Among other noteworthy changes since TIFF's previous poll are the fourth-place showing for Jean-Claude Lauzon's Léolo (1992), a surrealist coming-of-age story about a Montreal boy who believes his mother was impregnated by a tomato, and the entry of several titles of recent vintage: Jean-Marc Vallée's C.R.A.Z.Y. (2005) at No. 8, Guy Maddin's My Winnipeg (2007) at No. 9, and Sarah Polley's Stories We Tell (2012), which tied with Michel Brault's Les Ordres (1974) in the No. 10 spot. "The past 10 to 15 years in Canadian cinema have seen an explosion," Gravestock says. "The more good work there is, the more people up their game."

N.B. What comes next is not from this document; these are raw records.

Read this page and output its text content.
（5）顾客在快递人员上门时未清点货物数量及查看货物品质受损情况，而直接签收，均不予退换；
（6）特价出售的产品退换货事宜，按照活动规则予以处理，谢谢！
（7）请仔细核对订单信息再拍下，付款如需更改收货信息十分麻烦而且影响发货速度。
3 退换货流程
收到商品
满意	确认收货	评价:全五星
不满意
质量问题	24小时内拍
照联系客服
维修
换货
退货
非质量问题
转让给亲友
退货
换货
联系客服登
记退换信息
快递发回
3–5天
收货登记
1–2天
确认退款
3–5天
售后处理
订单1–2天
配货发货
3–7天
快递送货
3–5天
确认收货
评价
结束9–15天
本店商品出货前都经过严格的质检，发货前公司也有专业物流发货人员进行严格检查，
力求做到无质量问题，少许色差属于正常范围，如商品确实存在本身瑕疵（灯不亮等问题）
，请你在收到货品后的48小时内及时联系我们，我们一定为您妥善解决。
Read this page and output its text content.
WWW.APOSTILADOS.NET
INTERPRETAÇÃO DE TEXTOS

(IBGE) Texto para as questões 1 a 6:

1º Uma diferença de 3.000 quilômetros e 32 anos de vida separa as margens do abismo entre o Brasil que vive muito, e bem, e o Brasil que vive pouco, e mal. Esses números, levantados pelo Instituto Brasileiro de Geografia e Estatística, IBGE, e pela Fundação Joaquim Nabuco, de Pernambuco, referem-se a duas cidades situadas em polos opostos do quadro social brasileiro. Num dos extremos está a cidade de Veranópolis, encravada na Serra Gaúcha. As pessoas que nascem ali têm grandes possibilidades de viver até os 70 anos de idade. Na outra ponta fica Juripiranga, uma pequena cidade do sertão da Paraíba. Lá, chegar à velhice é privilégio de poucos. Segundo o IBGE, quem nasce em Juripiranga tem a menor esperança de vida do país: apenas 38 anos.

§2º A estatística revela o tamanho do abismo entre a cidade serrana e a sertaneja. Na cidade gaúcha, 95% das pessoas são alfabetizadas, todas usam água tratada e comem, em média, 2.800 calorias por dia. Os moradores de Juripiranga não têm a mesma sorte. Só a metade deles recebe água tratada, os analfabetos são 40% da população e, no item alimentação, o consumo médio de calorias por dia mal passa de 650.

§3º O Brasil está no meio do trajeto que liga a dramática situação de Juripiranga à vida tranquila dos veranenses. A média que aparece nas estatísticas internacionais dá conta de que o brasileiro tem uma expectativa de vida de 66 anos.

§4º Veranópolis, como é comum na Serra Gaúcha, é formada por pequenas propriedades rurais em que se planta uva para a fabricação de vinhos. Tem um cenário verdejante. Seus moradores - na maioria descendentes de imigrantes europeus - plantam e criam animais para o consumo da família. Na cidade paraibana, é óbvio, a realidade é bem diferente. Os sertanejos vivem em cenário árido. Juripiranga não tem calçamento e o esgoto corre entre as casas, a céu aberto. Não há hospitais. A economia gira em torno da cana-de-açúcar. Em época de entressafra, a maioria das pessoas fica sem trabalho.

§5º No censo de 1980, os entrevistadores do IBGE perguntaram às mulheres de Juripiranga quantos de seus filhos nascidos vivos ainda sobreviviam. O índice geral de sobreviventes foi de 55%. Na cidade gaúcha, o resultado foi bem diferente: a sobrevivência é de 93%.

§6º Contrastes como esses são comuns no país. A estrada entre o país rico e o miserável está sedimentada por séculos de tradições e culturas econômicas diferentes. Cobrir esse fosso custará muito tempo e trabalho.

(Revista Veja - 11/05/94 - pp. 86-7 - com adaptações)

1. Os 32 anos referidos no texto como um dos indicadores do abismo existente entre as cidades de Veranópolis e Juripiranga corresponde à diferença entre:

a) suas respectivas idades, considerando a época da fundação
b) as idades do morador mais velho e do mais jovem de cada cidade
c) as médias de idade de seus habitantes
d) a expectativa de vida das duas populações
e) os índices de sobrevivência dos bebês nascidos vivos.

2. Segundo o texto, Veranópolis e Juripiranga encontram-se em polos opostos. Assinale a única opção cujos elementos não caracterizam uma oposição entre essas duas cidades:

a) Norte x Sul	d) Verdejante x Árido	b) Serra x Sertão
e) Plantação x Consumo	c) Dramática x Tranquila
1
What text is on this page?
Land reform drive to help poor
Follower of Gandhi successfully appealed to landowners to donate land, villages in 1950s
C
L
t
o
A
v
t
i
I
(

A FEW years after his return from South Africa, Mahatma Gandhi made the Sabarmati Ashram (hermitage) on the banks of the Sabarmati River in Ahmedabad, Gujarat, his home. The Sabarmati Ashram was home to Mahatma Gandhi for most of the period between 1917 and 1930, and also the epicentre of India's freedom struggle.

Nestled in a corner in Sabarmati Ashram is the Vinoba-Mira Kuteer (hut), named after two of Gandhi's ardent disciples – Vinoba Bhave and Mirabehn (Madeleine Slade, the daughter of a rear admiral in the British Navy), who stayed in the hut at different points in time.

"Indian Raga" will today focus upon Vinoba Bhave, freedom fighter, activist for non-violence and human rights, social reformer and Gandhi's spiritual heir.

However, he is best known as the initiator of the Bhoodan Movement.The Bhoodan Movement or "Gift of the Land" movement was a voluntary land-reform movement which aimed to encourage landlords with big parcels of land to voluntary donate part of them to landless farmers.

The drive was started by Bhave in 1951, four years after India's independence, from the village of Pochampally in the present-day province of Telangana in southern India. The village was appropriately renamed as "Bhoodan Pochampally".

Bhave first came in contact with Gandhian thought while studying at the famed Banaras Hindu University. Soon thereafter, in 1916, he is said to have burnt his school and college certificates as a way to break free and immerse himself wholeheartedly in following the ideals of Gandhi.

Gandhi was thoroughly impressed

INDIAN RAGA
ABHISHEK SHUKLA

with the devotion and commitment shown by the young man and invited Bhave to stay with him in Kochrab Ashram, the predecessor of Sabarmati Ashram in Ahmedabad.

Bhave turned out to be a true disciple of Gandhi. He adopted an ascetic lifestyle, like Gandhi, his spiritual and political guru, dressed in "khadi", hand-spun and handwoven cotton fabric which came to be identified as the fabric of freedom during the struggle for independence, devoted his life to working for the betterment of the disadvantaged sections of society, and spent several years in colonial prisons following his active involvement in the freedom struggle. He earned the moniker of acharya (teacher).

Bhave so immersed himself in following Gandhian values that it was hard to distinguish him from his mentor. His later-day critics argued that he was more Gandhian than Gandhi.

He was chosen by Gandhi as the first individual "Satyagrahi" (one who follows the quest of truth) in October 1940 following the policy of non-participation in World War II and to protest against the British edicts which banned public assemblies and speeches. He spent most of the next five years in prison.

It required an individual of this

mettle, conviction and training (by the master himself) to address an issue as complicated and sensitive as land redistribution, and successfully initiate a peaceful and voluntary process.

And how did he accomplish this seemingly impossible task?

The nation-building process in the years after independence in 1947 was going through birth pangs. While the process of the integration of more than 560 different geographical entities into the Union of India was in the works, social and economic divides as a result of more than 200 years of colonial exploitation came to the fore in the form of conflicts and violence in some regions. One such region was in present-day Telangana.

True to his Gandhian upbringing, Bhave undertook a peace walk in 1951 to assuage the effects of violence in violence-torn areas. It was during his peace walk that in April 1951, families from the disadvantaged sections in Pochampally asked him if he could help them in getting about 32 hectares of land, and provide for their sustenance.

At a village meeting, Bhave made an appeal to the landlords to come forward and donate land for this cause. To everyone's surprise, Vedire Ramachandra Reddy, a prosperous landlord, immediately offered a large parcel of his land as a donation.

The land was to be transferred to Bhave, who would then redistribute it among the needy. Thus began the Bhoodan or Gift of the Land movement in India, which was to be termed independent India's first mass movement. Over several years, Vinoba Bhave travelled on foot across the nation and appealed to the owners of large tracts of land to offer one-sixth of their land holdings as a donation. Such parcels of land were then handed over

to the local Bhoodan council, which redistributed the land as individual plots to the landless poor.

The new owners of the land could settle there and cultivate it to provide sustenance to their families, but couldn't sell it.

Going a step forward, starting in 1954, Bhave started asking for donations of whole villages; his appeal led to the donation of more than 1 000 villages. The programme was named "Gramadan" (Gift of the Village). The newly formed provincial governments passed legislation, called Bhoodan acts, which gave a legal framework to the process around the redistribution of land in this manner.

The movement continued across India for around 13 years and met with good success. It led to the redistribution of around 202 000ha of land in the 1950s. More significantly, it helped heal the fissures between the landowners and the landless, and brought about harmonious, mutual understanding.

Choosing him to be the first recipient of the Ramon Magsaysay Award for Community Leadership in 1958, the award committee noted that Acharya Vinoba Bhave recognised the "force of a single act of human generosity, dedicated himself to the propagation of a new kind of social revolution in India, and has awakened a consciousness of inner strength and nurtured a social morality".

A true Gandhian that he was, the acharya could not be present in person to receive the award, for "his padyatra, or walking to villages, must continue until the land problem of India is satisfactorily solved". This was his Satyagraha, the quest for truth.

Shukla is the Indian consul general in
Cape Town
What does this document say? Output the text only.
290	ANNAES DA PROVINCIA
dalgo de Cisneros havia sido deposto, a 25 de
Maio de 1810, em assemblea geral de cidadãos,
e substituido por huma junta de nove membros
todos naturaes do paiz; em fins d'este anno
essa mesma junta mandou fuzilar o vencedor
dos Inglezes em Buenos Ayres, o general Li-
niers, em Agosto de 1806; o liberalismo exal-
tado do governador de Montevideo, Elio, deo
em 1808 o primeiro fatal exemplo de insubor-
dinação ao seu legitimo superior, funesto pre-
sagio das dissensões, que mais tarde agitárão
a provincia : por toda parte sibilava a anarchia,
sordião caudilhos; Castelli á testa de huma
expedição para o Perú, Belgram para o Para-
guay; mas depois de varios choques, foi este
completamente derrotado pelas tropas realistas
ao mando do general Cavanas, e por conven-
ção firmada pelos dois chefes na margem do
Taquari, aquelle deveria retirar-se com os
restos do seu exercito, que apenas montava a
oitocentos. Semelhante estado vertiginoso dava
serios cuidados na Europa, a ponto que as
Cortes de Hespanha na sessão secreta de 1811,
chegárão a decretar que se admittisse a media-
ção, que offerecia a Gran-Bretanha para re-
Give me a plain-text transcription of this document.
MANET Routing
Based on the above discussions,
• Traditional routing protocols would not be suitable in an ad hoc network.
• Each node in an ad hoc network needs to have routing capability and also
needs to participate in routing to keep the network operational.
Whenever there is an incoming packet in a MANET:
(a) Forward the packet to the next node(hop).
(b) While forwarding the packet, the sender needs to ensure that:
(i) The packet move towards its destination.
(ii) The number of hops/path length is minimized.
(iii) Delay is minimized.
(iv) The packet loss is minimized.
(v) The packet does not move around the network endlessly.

Even if the list seems a little heavy on recent movies for a catalogue of Canada's "All-Time" greatest films, what's most striking is its diversity. Tellingly, the University of Toronto's Innis College lists their survey class on homegrown films not as "Canadian Cinema," but "Canadian Cinemas," plural. Where Canadian cinema had long seemed split between the typical two solitudes of Canadianism – the more commercially oriented films of Quebec (with its own star system and embedded audience) and the auteurist bent of English-language filmmaking (Cronenberg, Egoyan, et al.) – the entry of filmmakers from the Inuit north and Manitoba (in the form of Winnipeg Film Group vet Maddin) and that of a female filmmaker challenging the strictures of documentary tradition (Polley) suggests a national cinema as defined by its cultural differences and fractures as the country itself.

Yet these fissures in geography, language and style seem sutured by the films themselves, which share a few of the same preoccupations. There's a handful of coming-of-age stories (C.R.A.Z.Y., Antoine, Léolo), and meditations on place, geography and history (My Winnipeg, Les Ordres, Stories We Tell, Denys Arcand's Jésus de Montréal, even David Cronenberg's stony Toronto-set psychological drama Dead Ringers). As Gravestock says, the bulk of these films see history refracted through personal journeys and dramas, not the mythic "triumphalism" that drives other national cinemas (see, for example, Citizen Kane). If Canada's filmmaking canon reflects anything of what it means to be Canadian, it's in stressing how our national identity is always in a process of thinking, rethinking, mediation and open mockery.

As for Atanarjuat, it may be one of those exceptions-that-prove-the-rule type cases. Kunuk's is a film that transmuted legend and history into a felt family drama, and vice versa. It's at once bracingly intimate (as in an unforgettable fight scene that sees two suitors battling for a woman by punching each other in the head in close quarters) as it is universal. The sequence where Kunuk's title hero (played by Natar Ungalaaq) runs full-speed, nude and barefoot, across the ice is as close as our diverse Canadian cinemas are as likely to get to anything like mythic triumphalism. It's the sort of unforgettable image that lodges itself in the viewer's mind – like Citizen Kane' s tumbling snow globe or Kim Novak falling to her death in Vertigo.

Editor's note: The first Sight & Sound poll was conducted in 1952. Incorrect information appeared in the original version of this article.